Another officer was injured when the bomb exploded at a railway bridge in the southern province of Songkhla, around 1,000 kilometers (600 miles) south of Bangkok. Police blamed the blast on suspected Islamic militants.
Songkhla is located next to Thailand's three insurgency-torn provinces where around 1,400 people have died over the past two years in separatist attacks and other unrest.
The railway attack came just hours after a string of 97 coordinated bomb and arson attacks across the region along the southern border with Malaysia late Tuesday that injured at least three people.
Tuesday's wave of incidents, the largest in more than a month in the restive south, targeted the homes of police and government officials, karaoke bars and a train station, officials said.
Most of the attacks only caused minor fires, with the exception of a rubber factory in Pattani province that burned for more than two hours.

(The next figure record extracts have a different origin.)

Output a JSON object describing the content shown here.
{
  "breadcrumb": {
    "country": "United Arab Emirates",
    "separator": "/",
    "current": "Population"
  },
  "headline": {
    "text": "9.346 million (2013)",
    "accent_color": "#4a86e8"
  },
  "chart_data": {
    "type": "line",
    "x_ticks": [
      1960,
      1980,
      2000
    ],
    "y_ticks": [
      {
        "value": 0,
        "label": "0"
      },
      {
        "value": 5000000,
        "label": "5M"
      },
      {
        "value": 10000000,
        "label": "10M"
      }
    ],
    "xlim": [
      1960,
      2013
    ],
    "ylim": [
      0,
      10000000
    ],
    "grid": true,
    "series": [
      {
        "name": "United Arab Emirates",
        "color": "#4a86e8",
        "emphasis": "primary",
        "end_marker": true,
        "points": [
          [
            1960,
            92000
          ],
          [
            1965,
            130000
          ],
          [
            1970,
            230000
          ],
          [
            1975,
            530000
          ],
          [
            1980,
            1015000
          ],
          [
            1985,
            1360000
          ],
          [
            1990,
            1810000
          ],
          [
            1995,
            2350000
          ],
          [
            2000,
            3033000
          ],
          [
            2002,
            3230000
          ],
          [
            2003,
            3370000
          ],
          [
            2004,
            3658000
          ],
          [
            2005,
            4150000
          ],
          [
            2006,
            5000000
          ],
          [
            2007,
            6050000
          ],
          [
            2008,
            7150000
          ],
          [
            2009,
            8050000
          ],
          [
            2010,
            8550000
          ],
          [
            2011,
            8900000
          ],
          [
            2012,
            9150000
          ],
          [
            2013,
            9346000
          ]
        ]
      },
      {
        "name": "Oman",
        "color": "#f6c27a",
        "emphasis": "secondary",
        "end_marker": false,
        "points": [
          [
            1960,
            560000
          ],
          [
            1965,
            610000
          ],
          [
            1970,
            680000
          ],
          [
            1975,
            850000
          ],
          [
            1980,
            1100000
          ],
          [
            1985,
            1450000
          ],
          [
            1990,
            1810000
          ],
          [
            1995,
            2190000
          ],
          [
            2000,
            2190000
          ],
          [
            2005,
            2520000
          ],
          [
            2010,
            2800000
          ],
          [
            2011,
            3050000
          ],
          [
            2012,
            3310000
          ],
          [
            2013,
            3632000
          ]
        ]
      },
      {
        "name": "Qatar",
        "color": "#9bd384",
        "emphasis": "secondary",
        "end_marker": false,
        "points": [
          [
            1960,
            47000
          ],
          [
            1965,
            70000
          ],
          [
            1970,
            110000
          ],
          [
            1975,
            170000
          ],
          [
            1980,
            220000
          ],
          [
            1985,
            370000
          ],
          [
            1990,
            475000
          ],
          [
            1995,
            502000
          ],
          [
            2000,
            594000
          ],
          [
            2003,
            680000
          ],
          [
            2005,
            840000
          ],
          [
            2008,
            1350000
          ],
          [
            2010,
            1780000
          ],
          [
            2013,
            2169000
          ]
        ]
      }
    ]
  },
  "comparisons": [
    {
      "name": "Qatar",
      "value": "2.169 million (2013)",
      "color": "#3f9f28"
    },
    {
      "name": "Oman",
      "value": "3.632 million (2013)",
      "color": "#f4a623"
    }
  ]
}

"The latest attacks showed militants remained capable of launching coordinated attacks against the government," said Sunai Phasuk, a Thai consultant at Human Rights Watch.
"They also undermined the government's claim that they were making progress. In fact, the situation was getting worse," Sunai said.

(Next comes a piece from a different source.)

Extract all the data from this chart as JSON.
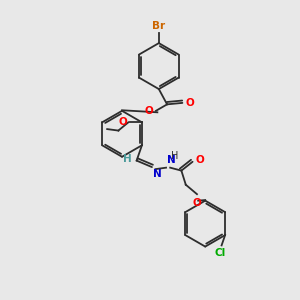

The three provinces along the Malaysian border were an ethnic Malay sultanate until Buddhist Thailand annexed them a century ago, and separatist unrest has simmered ever since.
The latest violence erupted in January 2004. Officials say the bloodshed includes not only separatist violence but also fighting tied to organized crime, smuggling and local corruption.

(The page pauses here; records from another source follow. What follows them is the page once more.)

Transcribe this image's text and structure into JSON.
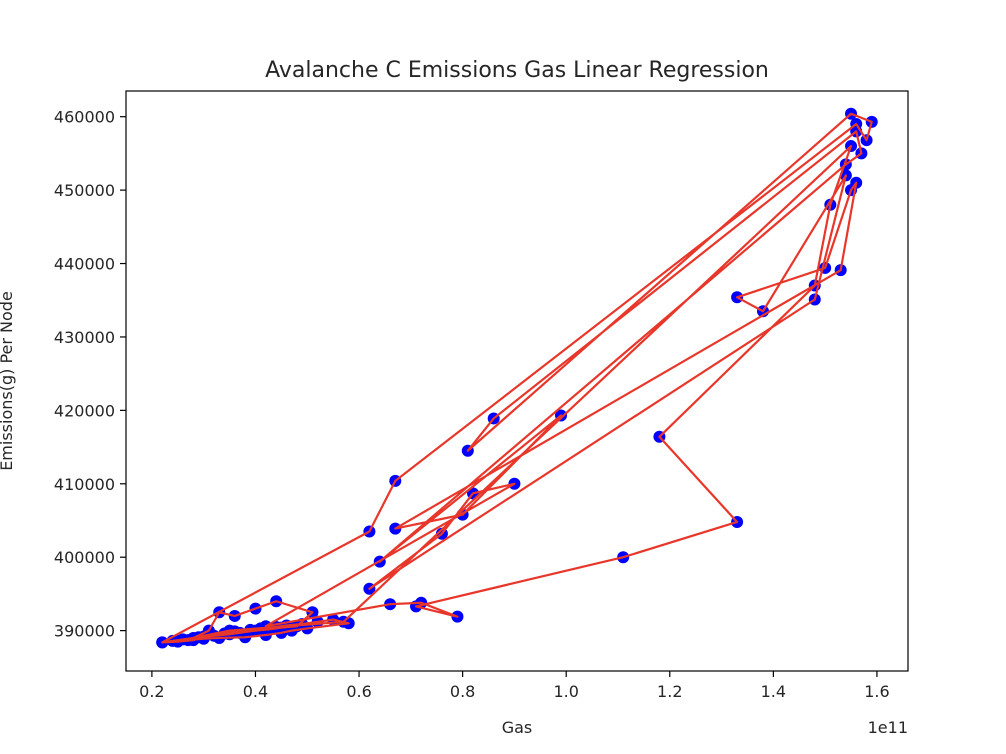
{
  "chart_data": {
    "type": "scatter",
    "title": "Avalanche C Emissions Gas Linear Regression",
    "xlabel": "Gas",
    "ylabel": "Emissions(g) Per Node",
    "x_offset_text": "1e11",
    "xlim": [
      0.15,
      1.66
    ],
    "ylim": [
      384500,
      463500
    ],
    "x_ticks": [
      0.2,
      0.4,
      0.6,
      0.8,
      1.0,
      1.2,
      1.4,
      1.6
    ],
    "x_tick_labels": [
      "0.2",
      "0.4",
      "0.6",
      "0.8",
      "1.0",
      "1.2",
      "1.4",
      "1.6"
    ],
    "y_ticks": [
      390000,
      400000,
      410000,
      420000,
      430000,
      440000,
      450000,
      460000
    ],
    "y_tick_labels": [
      "390000",
      "400000",
      "410000",
      "420000",
      "430000",
      "440000",
      "450000",
      "460000"
    ],
    "grid": false,
    "colors": {
      "points": "#0000ff",
      "line": "#e8372a",
      "axes": "#000000"
    },
    "x": [
      0.22,
      0.25,
      0.28,
      0.3,
      0.34,
      0.36,
      0.39,
      0.41,
      0.44,
      0.46,
      0.49,
      0.52,
      0.55,
      0.58,
      0.5,
      0.47,
      0.45,
      0.42,
      0.38,
      0.33,
      0.3,
      0.27,
      0.24,
      0.26,
      0.29,
      0.32,
      0.35,
      0.37,
      0.4,
      0.43,
      0.45,
      0.48,
      0.51,
      0.44,
      0.4,
      0.36,
      0.33,
      0.31,
      0.28,
      0.22,
      0.62,
      0.67,
      1.56,
      1.58,
      1.59,
      1.55,
      0.81,
      0.86,
      1.56,
      1.57,
      1.54,
      0.64,
      0.99,
      0.8,
      0.67,
      1.53,
      1.56,
      1.55,
      1.5,
      1.33,
      1.38,
      1.54,
      1.48,
      0.62,
      0.76,
      0.82,
      0.9,
      0.42,
      0.66,
      0.72,
      0.79,
      0.71,
      1.11,
      1.33,
      1.18,
      1.48,
      1.51,
      1.55,
      0.57,
      0.35,
      0.25
    ],
    "y": [
      388400,
      388500,
      388700,
      389200,
      389600,
      389900,
      390100,
      390300,
      390500,
      390700,
      390900,
      391200,
      391500,
      391000,
      390300,
      390000,
      389700,
      389400,
      389100,
      389000,
      388900,
      388700,
      388600,
      388800,
      389100,
      389300,
      389500,
      389700,
      390000,
      390200,
      390400,
      390600,
      392500,
      394000,
      393000,
      392000,
      392500,
      390000,
      389000,
      388400,
      403500,
      410400,
      459000,
      456800,
      459300,
      460400,
      414500,
      418900,
      458000,
      455000,
      453500,
      399400,
      419300,
      405800,
      403900,
      439100,
      451000,
      450000,
      439400,
      435400,
      433500,
      452000,
      435100,
      395700,
      403200,
      408700,
      410000,
      390600,
      393600,
      393800,
      391900,
      393300,
      400000,
      404800,
      416400,
      437000,
      448000,
      456000,
      391200,
      390000,
      388600
    ]
  }
}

The government of Prime Minister Thaksin Shinawatra has tried to quell the insurgency but analysts have said that heavy-handed tactics have instead brought the opposite results.
"The government should stop its aggressive policy. Instead of relying on the military, the government should conduct more dialogue" with local people, said Srawut Aree, a senior researcher at Chulalongkorn University.
Chaichana Ingkawat, a political science professor at Ramkhamhaeng University, said he saw no quick end to the raging violence.
"Insurgents keep disturbing security in the region because they just want to express their frustrations with the government," Chaichana said.
Last month the government again extended emergency rule in the three provinces of Narathiwat, Pattani and Yala for three more months. Thaksin imposed emergency rule in the south in July 2005.
Under emergency rule, authorities can detain suspects for up to 30 days without charge, search and arrest people without warrants, and tap phones.
It also gives security forces broad immunity from prosecution, which human rights groups claim creates a climate of impunity.
In June, the panel tasked with finding ways of ending the violence in the south recommended that the government create a permanent body to mediate in the Muslim-majority region.
The independent National Reconciliation Commission, a blue-ribbon panel appointed by the government in March 2005, also said local government officials should use the Malay language spoken by most of the residents in the region.
But the government has backed away from those and other proposals.